The International Space Station, and the orbital positions ahead of and behind it, will be useful for testing equipment and large modules, increasing the safety of commercial free-flying modules/spacecraft/space stations, doing diverse space experiments, training space crews, and stacking the large 100+ ton modules that will form the core of various future Lunar, asteroid, and Mars spaceships with cost effective electric propulsion systems.
If we seriously want to make full commercial and military use of Lunar and asteroid resources and avoid doing “flags and footprints again” on Mars in pandering to narrow partisan and ever changing special interests, we need to keep and expand the International Space Station.
Or if we de-orbit the International Space Station in 2030:
Probably our international businesses and American Space Force military folks could instead just rent space or add lots of large modules and capabilities to some new space station.

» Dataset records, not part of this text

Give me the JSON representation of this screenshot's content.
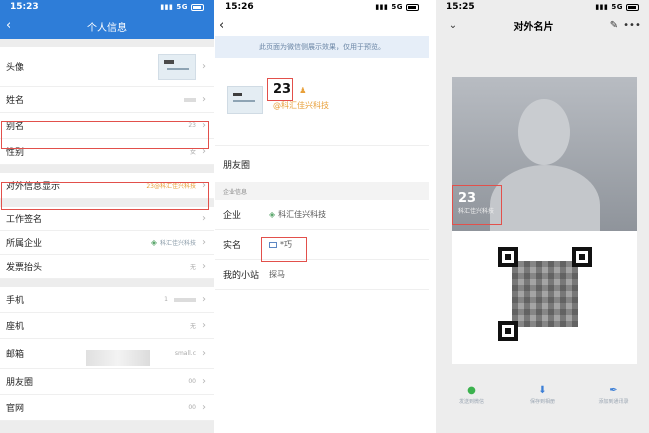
{
  "panel1": {
    "status": {
      "time": "15:23",
      "signal": "5G"
    },
    "nav": {
      "back_icon": "‹",
      "title": "个人信息"
    },
    "rows": {
      "avatar": {
        "label": "头像"
      },
      "name": {
        "label": "姓名",
        "value": ""
      },
      "alias": {
        "label": "别名",
        "value": "23"
      },
      "gender": {
        "label": "性别",
        "value": "女"
      },
      "external": {
        "label": "对外信息显示",
        "value": "23@科汇佳兴科技"
      },
      "job": {
        "label": "工作签名"
      },
      "corp": {
        "label": "所属企业",
        "value": "科汇佳兴科技"
      },
      "invoice": {
        "label": "发票抬头",
        "value": "无"
      },
      "mobile": {
        "label": "手机",
        "value": "1"
      },
      "phone": {
        "label": "座机",
        "value": "无"
      },
      "email": {
        "label": "邮箱",
        "value": "small.c"
      },
      "moments": {
        "label": "朋友圈",
        "value": "00"
      },
      "site": {
        "label": "官网",
        "value": "00"
      }
    }
  },
  "panel2": {
    "status": {
      "time": "15:26",
      "signal": "5G"
    },
    "back_icon": "‹",
    "notice": "此页面为微信侧展示效果，仅用于预览。",
    "name": "23",
    "corp_tag": "@科汇佳兴科技",
    "moments": "朋友圈",
    "section": "企业信息",
    "enterprise": {
      "label": "企业",
      "value": "科汇佳兴科技"
    },
    "realname": {
      "label": "实名",
      "value": "*巧"
    },
    "station": {
      "label": "我的小站",
      "value": "探马"
    }
  },
  "panel3": {
    "status": {
      "time": "15:25",
      "signal": "5G"
    },
    "title": "对外名片",
    "name": "23",
    "company": "科汇佳兴科技",
    "actions": [
      {
        "label": "发送到微信",
        "icon": "wechat-icon"
      },
      {
        "label": "保存到相册",
        "icon": "download-icon"
      },
      {
        "label": "添加到通讯录",
        "icon": "pen-icon"
      }
    ]
  },
  "colors": {
    "brand_blue": "#2e7dd8",
    "highlight_red": "#e2504b",
    "accent_orange": "#e8a03a"
  }
}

If our American politicians continue to fail in understanding the many excellent commercial opportunities, Lunar resources, international leadership benefits, and military options that are enabled with efficient and economical high Isp and high delta-v capable electric propulsion spacecraft based at an expanded International Space Station, perhaps India, Europe, Russia, Japan, or China might be able and willing to lead the world in space by launching and owning an ever growing and quite useful LEO international space station.
Yikes! Some folks Inside the Beltway are trying to do some critical thinking about our future in space and the International Space Station!
“If anything, a decision to cancel NASA’s direct involvement could end up costing taxpayers more over the long term: If the ISS turns out not to be profitable, as seems more than likely, the inevitable response of the company or companies that have assumed control of it will be to embrace corporate cronyism and petition future administrations for federal aid.”
And, “Moreover, the premature termination of NASA’s involvement with the ISS would undercut vital research that could serve as a stepping stone for future missions to the Moon, Mars, and other parts of the solar system.”
From: “Ted Cruz Warns against Privatizing the International Space Station” By Kevin Mooney August 29, 2018
Yeah, I’m with you. Used to clip out and paste the Gemini and Apollo newspaper articles before, during and after each flight. NASA sent, upon request a huge packet of photos and info. I can still remember getting that package in the mail!
The Lunar Orbiting Platform-Gateway (LOG-G) is to my mind, an enormous boondoggle. It is simply another money pit for the ULA consortium. Totally unnecessary for return to Luna. The lunar surface is a hostile environment, but not nearly as hostile as the LOP-G w/r radiation exposure for the crews manning it.
I’ve often wondered which group of geniuses within NASA came up with this abortion of an idea.